Ivy, $6.99, ISBN 0-345-44717-4
Historical Romance, 2002
When she’s good, she’s very good. When Candice Proctor is in less than top form, as in Midnight Confessions, however, her prose is still very good. Therefore, this one is a very frustrating read because it keeps teasing me as to how good it could have been – every page, every word.
This book may as well be Candice Proctor’s first historical romantic suspense. The characters spend more time investigating a murder than to indulge in a romance, and as a result, the romance between Yankee marshal provost Zachary Cooper and Confederate sympathizer Emmanuelle de Beauvais rings false and hollow.
Yes, this is a post-Civil War romance set in New Orleans, and credit must be given to Ms Proctor: instead of yet another sick-Confed spy posing as Yankee hero nursed by angry Confed sympathizing widow thing, Midnight Confessions instead evokes the claustrophobic chaos of the melting pot that is New Orleans, where racial tensions simmer and trouble seems to be on the verge of breaking loose any moment. Atmosphere is something that is abundant in this book, and that’s very good.
Emmanuelle (widow, hubby died in the war, and now she hates all Yanks) and her doctor surrogate father/friend/business partner are visiting the graveyard one day to pay respects for their loved one. She stumbles and when the doctor Henri Santerre bends to help pick her up, someone shoots a crossbow bolt right through his heart. Ouch. She suspects that the bolt is meant for her, and she shivers in fear.
As Henri Santerre is a respected Creole doctor in New Orleans, the Yankee occupants of New Orleans have to investigate, and hence enters Zach Cooper, the reluctant marshal provost. Emmanuelle is a hostile witness, but soon he is attracted to her, yadda yadda yadda. In the meantime, Emmanuelle is trying her best to keep the hospital her late husband, her late father, and the late Henri Santerre opened, and she also has her son Dominic to think about.
Incidentally, I find it amusing how anti-Yankee Midnight Confessions can be at times. Probably there is a good reason why General Benjamin Butler should receive Ms Proctor’s mighty middle digit, but it is amusing that Emmanuelle and Zach both agree that the soldiers of the North are a racist, cruel, evil lot. Mind you, the last I check, New Orleans didn’t secede because they want to end all slavery in New Orleans, and hence them calling the Yankees racist must be a brilliant example of irony. Then again, Ms Proctor defensively maintains that only 4,169 out of 170,000 people in New Orleans during the 1860s own slaves, so yeah, all hail New Orleans, land of enlightenment and equal opportunities! All crucify Abraham Lincoln, that racist pig!

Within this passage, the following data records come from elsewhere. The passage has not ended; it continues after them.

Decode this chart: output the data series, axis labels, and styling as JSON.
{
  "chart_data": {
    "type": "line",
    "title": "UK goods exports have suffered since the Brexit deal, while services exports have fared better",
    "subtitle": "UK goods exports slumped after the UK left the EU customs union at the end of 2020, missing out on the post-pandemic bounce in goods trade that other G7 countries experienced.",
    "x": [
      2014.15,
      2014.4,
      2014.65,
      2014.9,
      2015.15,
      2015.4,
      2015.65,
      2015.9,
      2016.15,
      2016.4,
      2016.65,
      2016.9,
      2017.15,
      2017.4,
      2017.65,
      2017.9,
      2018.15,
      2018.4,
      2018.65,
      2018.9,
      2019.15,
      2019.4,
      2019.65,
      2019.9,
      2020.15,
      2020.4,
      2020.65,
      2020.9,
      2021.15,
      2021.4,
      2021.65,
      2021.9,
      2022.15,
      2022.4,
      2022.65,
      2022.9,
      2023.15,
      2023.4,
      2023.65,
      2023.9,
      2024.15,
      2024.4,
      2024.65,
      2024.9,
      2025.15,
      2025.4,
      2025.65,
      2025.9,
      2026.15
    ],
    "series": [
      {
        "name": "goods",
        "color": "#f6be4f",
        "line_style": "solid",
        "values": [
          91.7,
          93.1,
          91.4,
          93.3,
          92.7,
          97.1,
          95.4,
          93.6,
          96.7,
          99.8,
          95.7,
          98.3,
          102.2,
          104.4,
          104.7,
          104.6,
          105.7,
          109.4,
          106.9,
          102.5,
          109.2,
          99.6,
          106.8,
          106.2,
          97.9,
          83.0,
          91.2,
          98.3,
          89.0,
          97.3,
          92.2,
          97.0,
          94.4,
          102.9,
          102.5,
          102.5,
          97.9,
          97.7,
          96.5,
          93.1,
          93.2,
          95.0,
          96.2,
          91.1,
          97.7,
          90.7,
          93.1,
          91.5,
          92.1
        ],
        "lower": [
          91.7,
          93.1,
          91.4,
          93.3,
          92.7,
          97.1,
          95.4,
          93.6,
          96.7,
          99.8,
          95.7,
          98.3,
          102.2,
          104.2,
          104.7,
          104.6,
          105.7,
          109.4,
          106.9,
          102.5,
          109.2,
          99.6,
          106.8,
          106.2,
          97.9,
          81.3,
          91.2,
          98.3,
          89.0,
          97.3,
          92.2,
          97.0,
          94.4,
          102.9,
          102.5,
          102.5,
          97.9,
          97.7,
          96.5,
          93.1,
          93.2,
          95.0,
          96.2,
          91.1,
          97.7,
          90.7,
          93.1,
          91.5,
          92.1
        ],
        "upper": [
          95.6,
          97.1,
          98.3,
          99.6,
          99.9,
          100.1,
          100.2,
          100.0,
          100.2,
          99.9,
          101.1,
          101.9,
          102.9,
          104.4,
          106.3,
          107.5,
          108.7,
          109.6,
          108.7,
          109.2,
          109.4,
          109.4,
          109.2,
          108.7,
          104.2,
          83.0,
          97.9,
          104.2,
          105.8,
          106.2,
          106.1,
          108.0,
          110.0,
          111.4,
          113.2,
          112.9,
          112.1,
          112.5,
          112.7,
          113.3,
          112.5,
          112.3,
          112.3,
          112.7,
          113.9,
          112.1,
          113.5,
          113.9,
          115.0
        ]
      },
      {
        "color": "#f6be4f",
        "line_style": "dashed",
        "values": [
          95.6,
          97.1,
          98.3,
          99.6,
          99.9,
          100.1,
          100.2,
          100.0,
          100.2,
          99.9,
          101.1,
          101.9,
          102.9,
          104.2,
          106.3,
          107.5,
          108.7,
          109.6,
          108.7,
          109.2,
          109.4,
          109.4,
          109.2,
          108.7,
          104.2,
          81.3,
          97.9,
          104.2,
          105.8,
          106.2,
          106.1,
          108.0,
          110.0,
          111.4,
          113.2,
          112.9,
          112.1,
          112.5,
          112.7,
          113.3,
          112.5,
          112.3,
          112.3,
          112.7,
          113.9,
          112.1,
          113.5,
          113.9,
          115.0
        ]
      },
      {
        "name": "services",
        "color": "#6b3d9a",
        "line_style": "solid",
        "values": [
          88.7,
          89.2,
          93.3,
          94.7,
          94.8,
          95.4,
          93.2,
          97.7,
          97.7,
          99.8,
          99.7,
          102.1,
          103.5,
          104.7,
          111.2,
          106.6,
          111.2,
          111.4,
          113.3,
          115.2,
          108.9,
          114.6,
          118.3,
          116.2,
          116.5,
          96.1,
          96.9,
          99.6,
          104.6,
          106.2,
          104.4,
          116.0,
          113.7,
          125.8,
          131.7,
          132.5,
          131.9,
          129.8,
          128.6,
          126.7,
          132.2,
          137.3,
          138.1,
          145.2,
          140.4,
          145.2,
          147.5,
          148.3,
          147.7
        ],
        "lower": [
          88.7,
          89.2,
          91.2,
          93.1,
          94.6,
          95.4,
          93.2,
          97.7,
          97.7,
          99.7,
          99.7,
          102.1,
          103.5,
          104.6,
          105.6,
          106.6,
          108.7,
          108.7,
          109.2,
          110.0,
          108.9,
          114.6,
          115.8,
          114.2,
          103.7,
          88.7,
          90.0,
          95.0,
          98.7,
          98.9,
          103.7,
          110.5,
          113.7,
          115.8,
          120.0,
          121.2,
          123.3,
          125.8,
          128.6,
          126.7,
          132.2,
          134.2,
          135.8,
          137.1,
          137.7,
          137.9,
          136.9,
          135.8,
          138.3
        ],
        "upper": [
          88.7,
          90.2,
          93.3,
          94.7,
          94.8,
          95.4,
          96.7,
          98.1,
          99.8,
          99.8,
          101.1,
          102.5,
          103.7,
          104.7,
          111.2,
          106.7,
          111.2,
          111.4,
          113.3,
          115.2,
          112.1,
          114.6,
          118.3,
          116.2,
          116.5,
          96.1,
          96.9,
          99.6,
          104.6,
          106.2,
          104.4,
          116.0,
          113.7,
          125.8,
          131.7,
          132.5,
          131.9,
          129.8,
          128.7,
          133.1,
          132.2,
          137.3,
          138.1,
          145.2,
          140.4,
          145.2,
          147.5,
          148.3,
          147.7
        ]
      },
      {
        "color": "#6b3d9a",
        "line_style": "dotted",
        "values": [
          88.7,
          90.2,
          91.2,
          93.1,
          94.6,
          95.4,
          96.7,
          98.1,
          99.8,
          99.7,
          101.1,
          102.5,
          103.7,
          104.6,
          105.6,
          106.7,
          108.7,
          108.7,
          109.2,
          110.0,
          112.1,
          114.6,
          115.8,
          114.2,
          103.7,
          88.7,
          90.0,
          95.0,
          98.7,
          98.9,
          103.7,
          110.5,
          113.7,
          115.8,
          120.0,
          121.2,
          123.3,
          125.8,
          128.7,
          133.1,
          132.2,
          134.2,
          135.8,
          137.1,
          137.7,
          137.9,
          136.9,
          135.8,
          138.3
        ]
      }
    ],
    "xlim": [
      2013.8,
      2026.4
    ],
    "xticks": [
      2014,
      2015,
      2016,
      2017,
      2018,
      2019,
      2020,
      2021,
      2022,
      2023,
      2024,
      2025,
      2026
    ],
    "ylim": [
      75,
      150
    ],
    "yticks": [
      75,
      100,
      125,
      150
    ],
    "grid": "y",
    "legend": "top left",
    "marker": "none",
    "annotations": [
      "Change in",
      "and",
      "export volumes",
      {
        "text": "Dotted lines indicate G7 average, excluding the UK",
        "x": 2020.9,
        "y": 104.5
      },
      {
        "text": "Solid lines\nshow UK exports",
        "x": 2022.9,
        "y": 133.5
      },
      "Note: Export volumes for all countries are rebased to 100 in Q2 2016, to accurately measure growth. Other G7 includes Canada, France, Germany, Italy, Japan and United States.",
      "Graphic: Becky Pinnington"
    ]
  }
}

Yes, I’m so easily amused, but I have to be, because the mystery here is an exercise in head-banging frustration. See, Emmanuelle knows things. She knows where the murder weapon is, and she knows the murderer is someone closer to her than she initially realized. But does she tell Zach this, even after Zach has proven that he is trying to do a fair job at investigating the murder? Of course not! Emma is definitely too stupid to live – she worries about her son, but at the same time, she prefers to hug herself in worry and rising panic instead.
There is nothing here that a little cooperation with the authorities can’t help. But Emma spends so much time railing about how she is sure that Zach will only prosecute innocent people just to close the case that she has no idea how ridiculous her logic is. I don’t see her playing Nancy Drew, so who the heck is going to solve this case then?
The author knows this: at one point Zach tells off Emma in frustration that she is letting her blind prejudice get in the way of things. I guess Ms Proctor has just overplayed Emma’s unreasonable and unintelligent stubborn prejudices to the detriment of the story.
Worse is the romance. Emma claims to hate, hate, hate Zach so much, but then comes the abrupt kiss that comes out of the blue somewhere in the middle of the story, and then she’s changing her tune slightly. Huh? The author uses the age-old cheap plot device to bring about Emma’s epiphany: Emma listens to Zach’s sad story about how he caused the death of this girl who loves him (note that he doesn’t love her – because we know romance only happens once in a lifetime, you know) and she realizes that oh, he is hurting, let’s have sex, and oh, it’s love! In a pig’s eye, that is.
Halfway through the barrage of plot clichés and hackneyed armchair psychology yammerings passed off as character development, I make a wild stab at the identity of the killer. In a story where parochia and hatred evaporate in the heat of a mere kiss and his sad, sad sob story, the villain has got to be just as hackneyed and ridiculous a plot device. And guess what? I am right – right down to the character’s gender, motivations, and the loony rantings the villain will indulge in in that final showdown.
How sad is that? Midnight Confessions is a well-written piece of hackneyed, clichéd romance mired in a mystery that could have been good if not for lack of communication plot device. What good authors rely on bad, bad trite plot devices, well, what is the world coming to?